Rui Vaz esteve igualmente ligado ao GAC. Durante 12 anos assumiu a direcção artística do grupo vocal feminino Cramol. Integrou os Bago de Milho, banda formada nos tempos da MPP, da qual circula ainda uma cassete de mão em mão, com música do que seria a sua estreia discográfica, nunca concretizada. Hoje Rui Vaz dá mais importância ao canto. José Mário Branco não o costuma dispensar para fazer os apoios vocais nas suas actuações.
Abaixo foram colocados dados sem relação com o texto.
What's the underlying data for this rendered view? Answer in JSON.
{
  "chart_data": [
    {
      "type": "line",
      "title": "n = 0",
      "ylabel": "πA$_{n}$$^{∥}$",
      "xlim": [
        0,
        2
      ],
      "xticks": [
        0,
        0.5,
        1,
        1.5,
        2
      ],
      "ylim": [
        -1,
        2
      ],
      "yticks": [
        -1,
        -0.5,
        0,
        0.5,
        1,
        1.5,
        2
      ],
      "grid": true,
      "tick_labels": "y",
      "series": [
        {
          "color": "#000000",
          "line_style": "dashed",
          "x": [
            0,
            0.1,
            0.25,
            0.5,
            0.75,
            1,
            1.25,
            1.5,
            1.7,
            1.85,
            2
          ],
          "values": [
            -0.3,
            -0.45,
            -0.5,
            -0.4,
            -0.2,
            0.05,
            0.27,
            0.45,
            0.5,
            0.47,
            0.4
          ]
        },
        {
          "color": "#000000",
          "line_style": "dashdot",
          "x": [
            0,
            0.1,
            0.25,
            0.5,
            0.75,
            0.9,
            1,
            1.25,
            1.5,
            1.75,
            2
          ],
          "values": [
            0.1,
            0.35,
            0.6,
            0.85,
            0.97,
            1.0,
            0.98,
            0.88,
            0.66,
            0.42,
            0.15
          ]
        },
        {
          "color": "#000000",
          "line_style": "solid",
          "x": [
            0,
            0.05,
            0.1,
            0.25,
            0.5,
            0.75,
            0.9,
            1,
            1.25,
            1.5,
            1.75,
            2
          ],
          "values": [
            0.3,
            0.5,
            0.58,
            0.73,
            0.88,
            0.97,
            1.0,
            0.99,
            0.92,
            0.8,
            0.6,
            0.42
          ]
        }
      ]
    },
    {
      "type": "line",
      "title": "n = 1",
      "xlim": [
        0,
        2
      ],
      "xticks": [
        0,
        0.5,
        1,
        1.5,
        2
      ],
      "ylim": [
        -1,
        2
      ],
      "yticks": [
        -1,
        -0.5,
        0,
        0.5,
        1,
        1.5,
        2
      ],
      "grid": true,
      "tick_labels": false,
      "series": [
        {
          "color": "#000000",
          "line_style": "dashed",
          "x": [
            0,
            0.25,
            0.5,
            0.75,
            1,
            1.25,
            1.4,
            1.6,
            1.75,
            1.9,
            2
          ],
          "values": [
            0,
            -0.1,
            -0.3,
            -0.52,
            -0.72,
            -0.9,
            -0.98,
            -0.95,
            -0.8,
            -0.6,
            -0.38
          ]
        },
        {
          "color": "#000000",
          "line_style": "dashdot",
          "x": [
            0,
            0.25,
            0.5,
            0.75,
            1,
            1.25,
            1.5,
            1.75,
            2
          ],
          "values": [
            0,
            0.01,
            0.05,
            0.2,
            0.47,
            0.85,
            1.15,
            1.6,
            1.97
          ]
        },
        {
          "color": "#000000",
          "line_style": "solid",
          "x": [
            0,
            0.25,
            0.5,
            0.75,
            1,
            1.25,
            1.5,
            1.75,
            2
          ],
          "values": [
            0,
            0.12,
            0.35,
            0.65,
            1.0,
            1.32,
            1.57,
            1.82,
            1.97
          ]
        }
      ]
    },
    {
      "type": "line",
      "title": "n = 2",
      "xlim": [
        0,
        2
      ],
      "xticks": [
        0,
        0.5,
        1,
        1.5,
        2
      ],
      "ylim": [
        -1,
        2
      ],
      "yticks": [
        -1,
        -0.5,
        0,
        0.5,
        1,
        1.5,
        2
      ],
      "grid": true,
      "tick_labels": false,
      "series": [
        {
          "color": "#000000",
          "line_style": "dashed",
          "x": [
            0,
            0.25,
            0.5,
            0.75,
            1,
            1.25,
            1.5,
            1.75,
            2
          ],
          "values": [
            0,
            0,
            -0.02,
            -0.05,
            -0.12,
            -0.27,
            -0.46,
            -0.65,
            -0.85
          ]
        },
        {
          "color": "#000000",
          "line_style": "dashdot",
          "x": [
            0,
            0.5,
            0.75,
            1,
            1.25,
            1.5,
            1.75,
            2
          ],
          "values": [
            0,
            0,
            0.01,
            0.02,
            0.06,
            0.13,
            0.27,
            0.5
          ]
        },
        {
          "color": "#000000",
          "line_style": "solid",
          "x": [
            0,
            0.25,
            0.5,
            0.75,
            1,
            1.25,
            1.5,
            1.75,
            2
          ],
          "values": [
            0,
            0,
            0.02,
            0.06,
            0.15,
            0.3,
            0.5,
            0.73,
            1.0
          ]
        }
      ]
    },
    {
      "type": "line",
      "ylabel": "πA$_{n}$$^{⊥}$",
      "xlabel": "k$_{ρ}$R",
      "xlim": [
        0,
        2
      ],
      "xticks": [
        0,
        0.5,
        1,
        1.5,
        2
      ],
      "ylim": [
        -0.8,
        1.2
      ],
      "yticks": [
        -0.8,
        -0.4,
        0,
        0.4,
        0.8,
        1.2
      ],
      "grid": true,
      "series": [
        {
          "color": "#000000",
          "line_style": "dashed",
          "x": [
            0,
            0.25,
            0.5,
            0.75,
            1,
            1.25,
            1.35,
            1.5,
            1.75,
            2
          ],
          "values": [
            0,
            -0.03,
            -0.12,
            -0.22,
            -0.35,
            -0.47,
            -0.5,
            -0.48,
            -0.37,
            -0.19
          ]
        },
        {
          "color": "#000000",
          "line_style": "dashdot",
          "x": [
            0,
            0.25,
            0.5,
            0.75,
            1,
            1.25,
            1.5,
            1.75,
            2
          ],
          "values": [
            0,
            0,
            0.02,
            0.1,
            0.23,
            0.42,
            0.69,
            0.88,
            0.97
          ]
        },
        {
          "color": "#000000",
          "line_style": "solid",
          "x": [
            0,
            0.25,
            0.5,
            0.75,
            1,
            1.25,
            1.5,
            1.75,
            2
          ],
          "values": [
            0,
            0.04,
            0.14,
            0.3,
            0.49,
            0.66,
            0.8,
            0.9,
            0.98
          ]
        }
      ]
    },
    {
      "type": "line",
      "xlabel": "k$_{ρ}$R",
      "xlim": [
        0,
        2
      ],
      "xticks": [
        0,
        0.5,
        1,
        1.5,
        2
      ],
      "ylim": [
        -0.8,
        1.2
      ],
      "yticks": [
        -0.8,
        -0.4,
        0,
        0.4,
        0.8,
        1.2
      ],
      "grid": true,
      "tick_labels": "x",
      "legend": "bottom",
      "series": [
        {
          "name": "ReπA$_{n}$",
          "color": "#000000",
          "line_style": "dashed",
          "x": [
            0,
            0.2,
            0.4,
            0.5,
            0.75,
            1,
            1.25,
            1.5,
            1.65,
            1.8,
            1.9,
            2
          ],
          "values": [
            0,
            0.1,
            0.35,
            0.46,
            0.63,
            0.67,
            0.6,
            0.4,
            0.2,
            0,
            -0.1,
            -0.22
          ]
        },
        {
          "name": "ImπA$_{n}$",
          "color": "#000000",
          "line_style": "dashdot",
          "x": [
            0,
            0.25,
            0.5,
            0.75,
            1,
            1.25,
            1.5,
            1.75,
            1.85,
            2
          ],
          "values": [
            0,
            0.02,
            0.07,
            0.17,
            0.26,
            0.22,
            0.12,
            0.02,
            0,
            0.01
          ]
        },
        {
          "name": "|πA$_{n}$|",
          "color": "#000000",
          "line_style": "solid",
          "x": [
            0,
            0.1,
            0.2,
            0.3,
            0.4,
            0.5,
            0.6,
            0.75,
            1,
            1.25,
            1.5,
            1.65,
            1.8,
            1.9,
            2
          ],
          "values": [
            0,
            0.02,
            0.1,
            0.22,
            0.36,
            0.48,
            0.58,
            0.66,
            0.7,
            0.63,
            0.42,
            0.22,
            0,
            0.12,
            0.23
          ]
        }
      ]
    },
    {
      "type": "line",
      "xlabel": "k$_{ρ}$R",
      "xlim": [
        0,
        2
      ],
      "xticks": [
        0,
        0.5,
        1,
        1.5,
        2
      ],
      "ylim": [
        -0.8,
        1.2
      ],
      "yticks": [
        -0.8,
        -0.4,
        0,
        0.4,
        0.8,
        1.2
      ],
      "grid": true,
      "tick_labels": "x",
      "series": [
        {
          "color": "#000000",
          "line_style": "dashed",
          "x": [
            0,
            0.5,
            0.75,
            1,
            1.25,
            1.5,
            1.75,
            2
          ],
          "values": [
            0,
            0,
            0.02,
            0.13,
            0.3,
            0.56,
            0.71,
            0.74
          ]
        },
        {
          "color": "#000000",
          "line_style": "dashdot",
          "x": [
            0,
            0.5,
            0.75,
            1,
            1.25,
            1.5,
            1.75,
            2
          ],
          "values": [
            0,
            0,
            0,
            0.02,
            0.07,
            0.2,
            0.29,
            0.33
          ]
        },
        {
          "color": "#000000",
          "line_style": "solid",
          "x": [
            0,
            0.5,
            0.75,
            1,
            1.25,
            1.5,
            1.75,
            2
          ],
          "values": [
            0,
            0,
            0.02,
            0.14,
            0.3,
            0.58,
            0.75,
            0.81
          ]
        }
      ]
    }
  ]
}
Também ele tocador de gaita-de-foles (ouçam-no no álbum “Monte da Lua”, dos Romanças), insiste em que o termo “gaita” se aplica a uma quantidade mais lata de instrumentos de sopro: “Gaitas há muitas, não são só as de foles.” Os diversos tipos de flauta que toca no grupo, por exemplo. Concorda com Carlos Guerreiro quando diz que, “se uma pessoa tentar repetir o que o povo faz ou fazia, entra em paranoia completa. É impossível”. Para Rui Vaz, “quanto mais se conhece a música tradicional, mais se sabe que ela depende de factores não realizáveis noutro contexto”. Então, “o melhor é assumir isso e fazer a coisa como a gente gosta, de acordo com a nossa cultura e a nossa vivência”.
Francisco Bouxo, outro gaiteiro, é o mais novo da banda. Nascido em Portugal, filho de pais galegos, faz parte, juntamente com Paulo Marinho, do grupo de dança Anaquinhos, do Centro Galego de Lisboa. Por enquanto, contenta-se com o gosto que lhe dá tocar gaita-de-foles.

“É Orgiástico!”

O nome do grupo prende-se com a sua primeira fase, então constituído pelo Paulo, o Francisco e um terceiro gaiteiro, Nuno Cristo, que entretanto abandonou. “O grupo surgiu em 1991 com um objectivo específico: fazer trabalho de rua, com gaita-de-foles e percussões” – diz Paulo Marinho. Com a entrada de Carlos Guerreiro deu-se a mudança de reportório – temas tradicionais portugueses e galegos, um dos La Bamboche, um “saltarelo” medieval, danças da Bretanha, uma adaptação do “São João”, por sua vez adaptado por Fernando Lopes-Graça… “Encontra-se na música tradicional portuguesa muita coisa que provavelmente se faria na Idade Média e no Renascimento, que tem a ver com os instrumentos de sopro”, garante Carlos Guerreiro.
Insistem em ser diferentes pelo som. “A sonoridade de qualquer grupo de música popular portuguesa, neste momento, salvando honrosas excepções, estagnou um bocado. São as braguesas, são os cavaquinhos, são os bombos, são aqueles sons quadrados…”, diz Carlos Guerreiro. “Hoje em dia é muito fácil juntarem-se alguns bancários e respectivas esposas e fazerem um grupo qualquer…” E continua: “É pena, porque temos uma riqueza de instrumentos neste país que vai desde os instrumentos de corda aos de sopro, flautas, ocarinas… é possível procurar outro som, outras harmonias, e bricar com eles.”
Para o Grupo de Gaiteiros de Lisboa importa, como diz Rui Vaz, “fazer música sem complexos de saber se estamos nesta ou naquela via”, assim como a relação física com os instrumentos e, acima de tudo, o gozo de tocar. “Quando a música afina, é orgiástico!”, exclama Carlos Guerreiro.
Quem quiser tirar a prova, pode ir aos Açores, escutá-los ao vivo na ilha de São Jorge, no próximo dia 25, onde vão actuar, integrados nos Festival da Sexta Semana Cultural da Cidade das Velas.